Previously, it has been suggested that deletions encompassing these genes are frequent in developmentally delayed patients with behavioural problems Citation[14]. Nevertheless, deletions of a similar size have been reported in individuals with normal developmental outcome Citation[6,12]. In more severely affected patients having additional neurodevelopmental problems and dysmorphism, there have been described larger deletions ranging from 520 kb to 6.8 Mb in size involving other genes in addition to KCNQ2 and CHRNA4, although the mechanisms leading to atypical clinical features are still unknown Citation[15,16]. Conversely, in patients with smaller size deletions, encompassing KCNQ2 and CHRNA4 genes only, the phenotype is typical BFNS Citation[11,12]. Thus, the size and location of the contiguous gene deletion affecting the whole KCNQ2 gene along with several other genes in the 20q13.33 region in patient 3 is in agreement with the hypothesis that deletions encompassing KCNQ2 and CHRNA4 may not display additional developmental abnormalities Citation[12,16].
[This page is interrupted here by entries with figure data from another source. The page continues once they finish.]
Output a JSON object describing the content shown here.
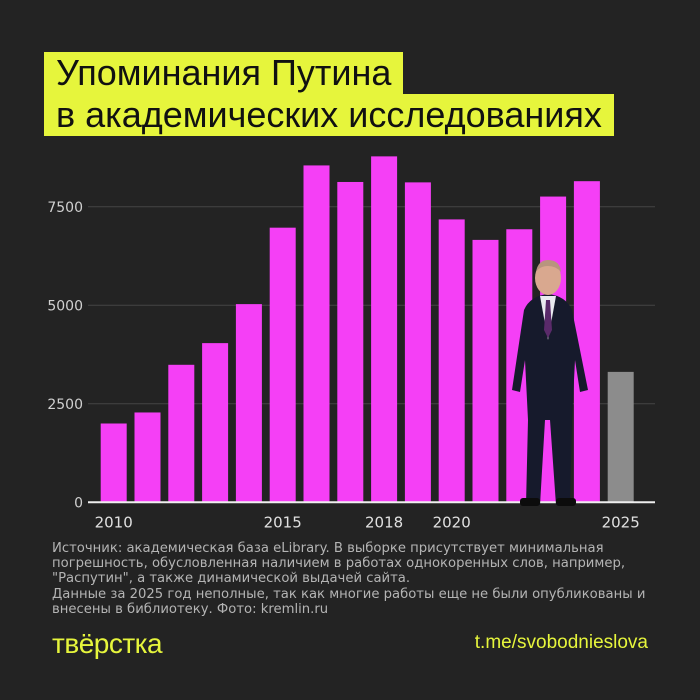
{
  "title": {
    "line1": "Упоминания Путина",
    "line2": "в академических исследованиях"
  },
  "colors": {
    "background": "#232323",
    "bar": "#f53ff6",
    "bar_incomplete": "#8c8c8c",
    "accent": "#e6f53c"
  },
  "chart_data": {
    "type": "bar",
    "categories": [
      "2010",
      "2011",
      "2012",
      "2013",
      "2014",
      "2015",
      "2016",
      "2017",
      "2018",
      "2019",
      "2020",
      "2021",
      "2022",
      "2023",
      "2024",
      "2025"
    ],
    "values": [
      2000,
      2280,
      3490,
      4040,
      5030,
      6970,
      8550,
      8130,
      8780,
      8120,
      7180,
      6660,
      6930,
      7760,
      8150,
      3310
    ],
    "incomplete": [
      "2025"
    ],
    "x_tick_labels": [
      "2010",
      "2015",
      "2018",
      "2020",
      "2025"
    ],
    "y_ticks": [
      0,
      2500,
      5000,
      7500
    ],
    "ylim": [
      0,
      9000
    ],
    "grid": true,
    "title": "",
    "xlabel": "",
    "ylabel": ""
  },
  "note": "Источник: академическая база eLibrary. В выборке присутствует минимальная погрешность, обусловленная наличием в работах однокоренных слов, например, \"Распутин\", а также динамической выдачей сайта.\nДанные за 2025 год неполные, так как многие работы еще не были опубликованы и внесены в библиотеку. Фото: kremlin.ru",
  "logo": "твёрстка",
  "link": "t.me/svobodnieslova"
}
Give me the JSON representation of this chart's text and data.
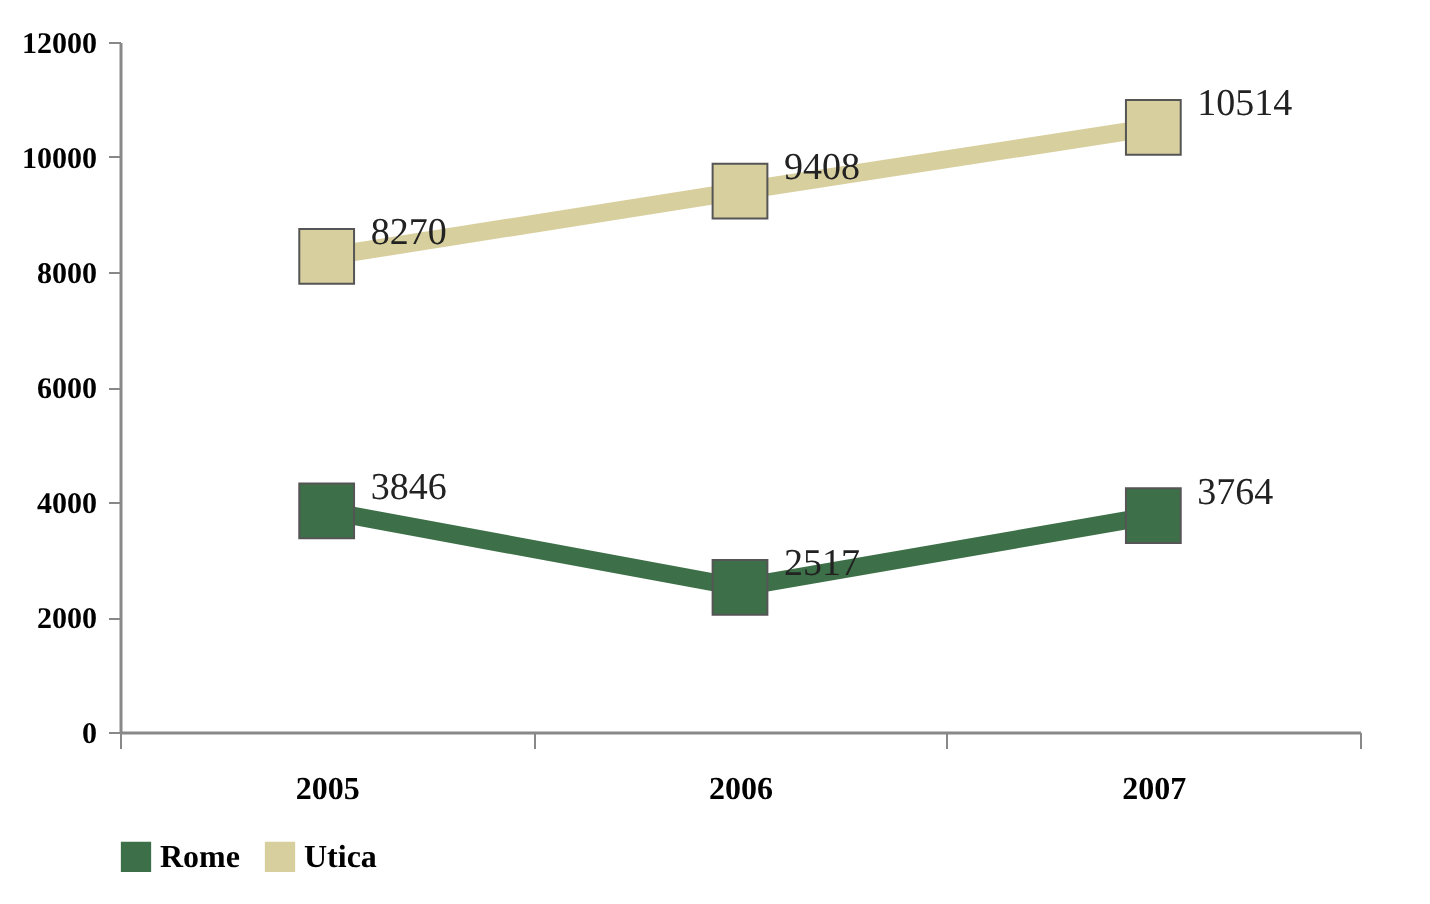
{
  "chart_data": {
    "type": "line",
    "categories": [
      "2005",
      "2006",
      "2007"
    ],
    "series": [
      {
        "name": "Rome",
        "color": "#3d7048",
        "values": [
          3846,
          2517,
          3764
        ]
      },
      {
        "name": "Utica",
        "color": "#d8cf9e",
        "values": [
          8270,
          9408,
          10514
        ]
      }
    ],
    "ylim": [
      0,
      12000
    ],
    "yticks": [
      0,
      2000,
      4000,
      6000,
      8000,
      10000,
      12000
    ],
    "grid": false,
    "legend": "bottom",
    "marker": "square",
    "line_style": "solid",
    "data_labels": true
  }
}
Mutations in the KCNQ2 gene are associated with a wide spectrum of electroclinical syndromes with mild to severe outcome. Identification of pathogenic variants in KCNQ2 will clarify and confirm the diagnosis of the affected patient, which will allow more accurate prognosis and subsequent individualized treatment. Furthermore, it will help to estimate the carrier status of relatives at risk, offer prenatal diagnosis and improve the genetic counselling in the affected families.

Conclusions

To our knowledge, this is the first comprehensive study of KCNQ2 in Bulgarian epilepsy patients to reveal three different KCNQ2 mutations associated with BFNS and BFNIS phenotypes. The novel splice-site mutation c.1526-2A>G was found in a patient with typical BFNS phenotype. It enriches the spectrum of KCNQ2 mutations for this particular group of disorders. A contiguous gene deletion affecting the whole KCNQ2 gene along with several other genes in the 20q13.33 region was observed in another patient with typical BFNS. Its size and location suggest that deletions encompassing KCNQ2 and CHRNA4 may not involve additional developmental abnormalities. Finally, a previously reported missense mutation c.998G>A (p.Arg333Gln) associated with BFNS was found in a patient with BFNIS, who subsequently developed BECTS. The observed clinical heterogeneity in this case is a prerequisite for future studies to elucidate the effect of additional genetic factors. The results from the present study will improve the prognosis, treatment and genetic counselling of the affected families.

Acknowledgments

The authors thank all the families participating in the study.

Disclosure statement

No potential conflict of interest was reported by the authors.

Additional information

Funding

This work was supported by the National Science Fund, Ministry of Education and Science, Bulgaria [grant number DTK67/2009], [grant number DUNK 01/2/2009].